Rate rises. Let’s get real!

Last summer Bank of England Governor Mark Carney warned that interest rates could increase from their historic low of 0.5% at the start of this year. In a dramatic volte face, but which came as no surprise to many, he has now said that interest rates may not rise at all this year. Indeed, there is now no timeline for a rates increase.

However, the general view is still that when an increase in rates does eventually happen, it will hit the economy and the economic mood with a force that hasn’t been seen for many years. Rates in the UK have not actually risen since May 2007, which means many borrowers and savers don’t actually know,or have forgotten, what it feels like.
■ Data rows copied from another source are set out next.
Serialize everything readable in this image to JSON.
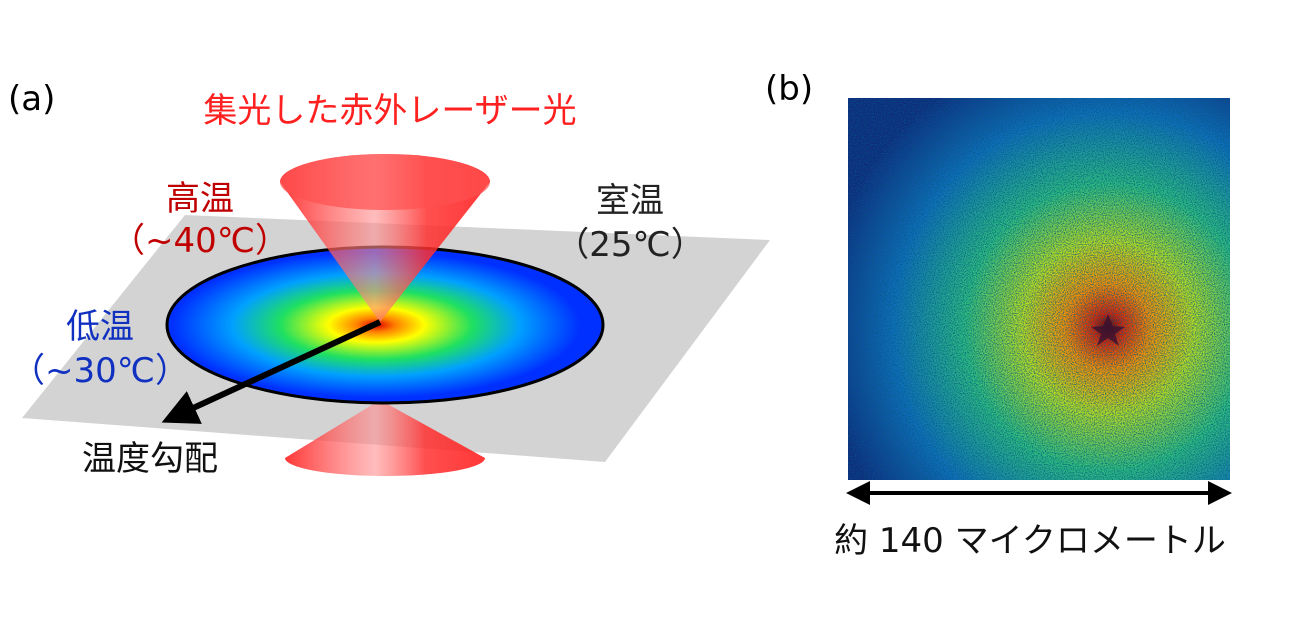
{
  "panel_a": {
    "label": "(a)",
    "laser": "集光した赤外レーザー光",
    "hot": {
      "name": "高温",
      "temp": "（~40℃）"
    },
    "room": {
      "name": "室温",
      "temp": "（25℃）"
    },
    "low": {
      "name": "低温",
      "temp": "（~30℃）"
    },
    "gradient": "温度勾配"
  },
  "panel_b": {
    "label": "(b)",
    "scale": "約 140 マイクロメートル"
  }
}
In many ways this could be a good thing as it means it would only require a small rate rise to have a meaningful impact on the economy. Rate rises are, as the Chair of the Federal Reserve William Martin used to say, about taking away the punch bowl just as the party is getting started then this change in direction may well be enough to send everyone home early without the enormous hangover we experienced after the millennium credit boom.

I’m not so sure about all this.

When you look at what has been happening in practice, rates have been rising for some time.
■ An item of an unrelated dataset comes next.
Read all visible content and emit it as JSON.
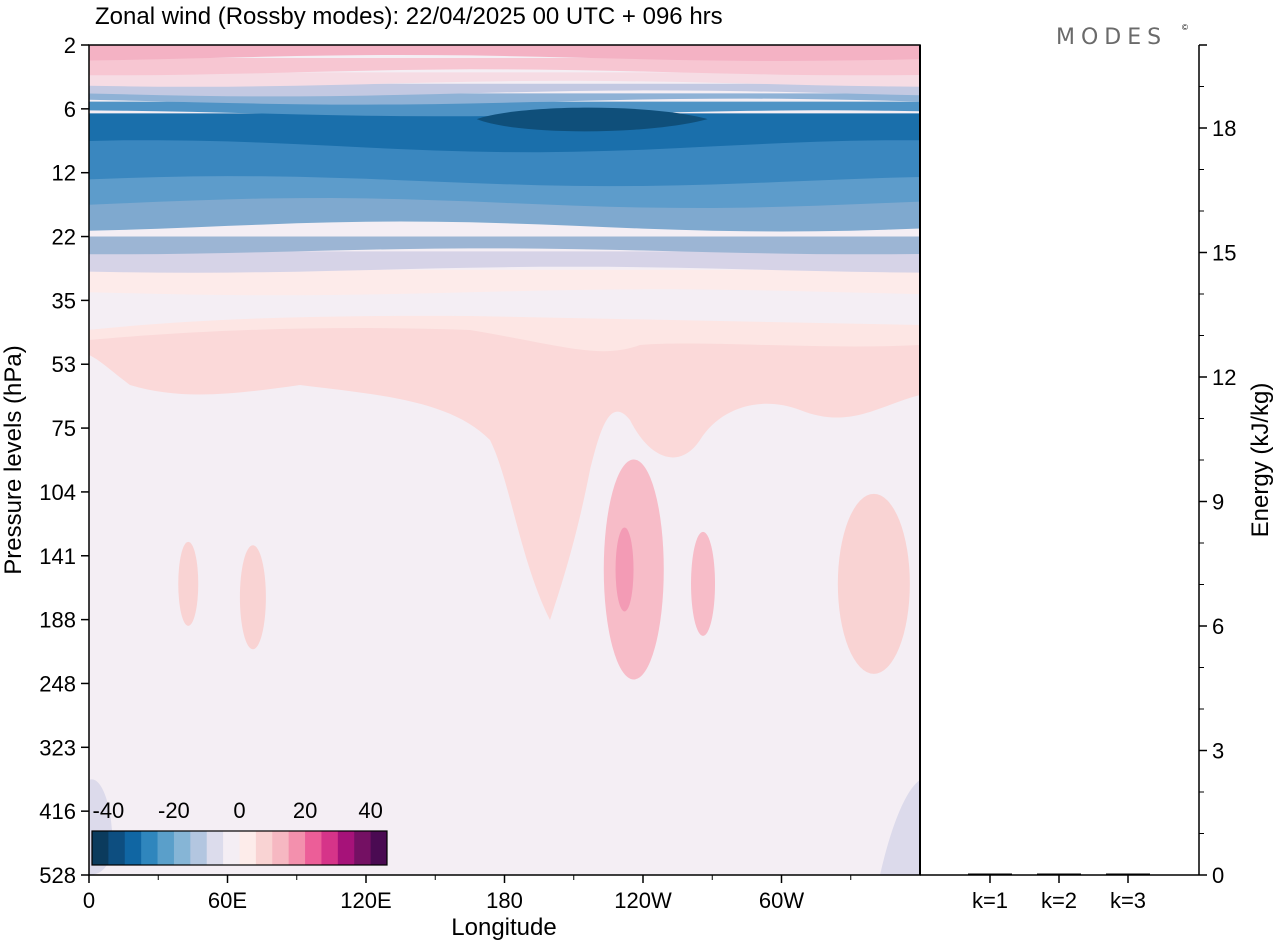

Interest rates on their own are an interesting indicator of the state of the economy, but in reality nominal interest rates are meaningless. The only rates worth looking at are real rates of interest; that is rates after the effects of inflation.

For savers, a high rate of interest (say 10%) is of little value if inflation is running at 12%. The returns in your cash fund are simply losing 2% of their value every year. The inflation effect is one of the many reasons why the concept of cash being a “safe,”capital guaranteed investment is not always the reality. On the other hand, index linked government backed bonds do ensure your capital keeps pace with inflation.
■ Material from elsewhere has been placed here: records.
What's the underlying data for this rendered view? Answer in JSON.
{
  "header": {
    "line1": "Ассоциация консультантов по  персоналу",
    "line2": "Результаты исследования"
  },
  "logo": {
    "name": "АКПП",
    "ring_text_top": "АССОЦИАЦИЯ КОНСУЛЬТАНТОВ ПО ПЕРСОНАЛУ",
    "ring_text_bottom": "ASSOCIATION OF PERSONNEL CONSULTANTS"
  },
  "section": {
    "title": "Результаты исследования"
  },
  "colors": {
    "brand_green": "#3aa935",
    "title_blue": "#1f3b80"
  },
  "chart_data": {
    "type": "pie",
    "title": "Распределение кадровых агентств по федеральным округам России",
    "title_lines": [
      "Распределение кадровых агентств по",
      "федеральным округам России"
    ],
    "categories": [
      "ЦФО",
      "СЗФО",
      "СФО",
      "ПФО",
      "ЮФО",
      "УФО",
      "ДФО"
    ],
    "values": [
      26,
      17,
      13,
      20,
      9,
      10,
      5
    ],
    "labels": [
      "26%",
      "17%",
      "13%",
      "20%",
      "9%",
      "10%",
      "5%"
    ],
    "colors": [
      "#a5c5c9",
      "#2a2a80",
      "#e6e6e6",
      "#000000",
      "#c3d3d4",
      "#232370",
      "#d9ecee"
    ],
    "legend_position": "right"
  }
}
Similarly if you are a borrower, a 10% interest rate is not so expensive in reality if inflation is reducing the real value of our outstanding debt by 12% a year.

We need to get real about interest rates. Since May 2009 when the base rate dropped to its current level of 0.5%, real interest rates in the UK have been anything but stable. To give the data some stability I’ve simply taken the average CPI rate over each six month period and then deducted that from the base rate.

6-month-average-real-interest-rates-uk-graph

The results show quite dramatically that real interest rates have actually been rising from their low point at the end of 2011 and have remarkably turned positive since April 2015. This means that savers are actually making money on their cash savings at the moment. This is largely due to inflation effectively falling to zero. Meanwhile borrowers have to pay more in real terms for their credit. That’s something that hasn’t happened for some time.

In many ways the increases in real interest rates over the first 8 months of 2012, effectively a real rate rise of 2%, had a far greater impact on the economy than a 0.5% rise in base rate would at the moment.

This doesn’t detract from the fact that the money illusion and the psychological signalling of a nominal increase in interest rates will have an impact on consumer, savers and borrowers alike. However let’s not kid ourselves; real interest rates have been rising for some time and therefore, as Mark Carney has finally admitted this week, the need for substantive nominal rises will be limited as long as inflation remains subdued.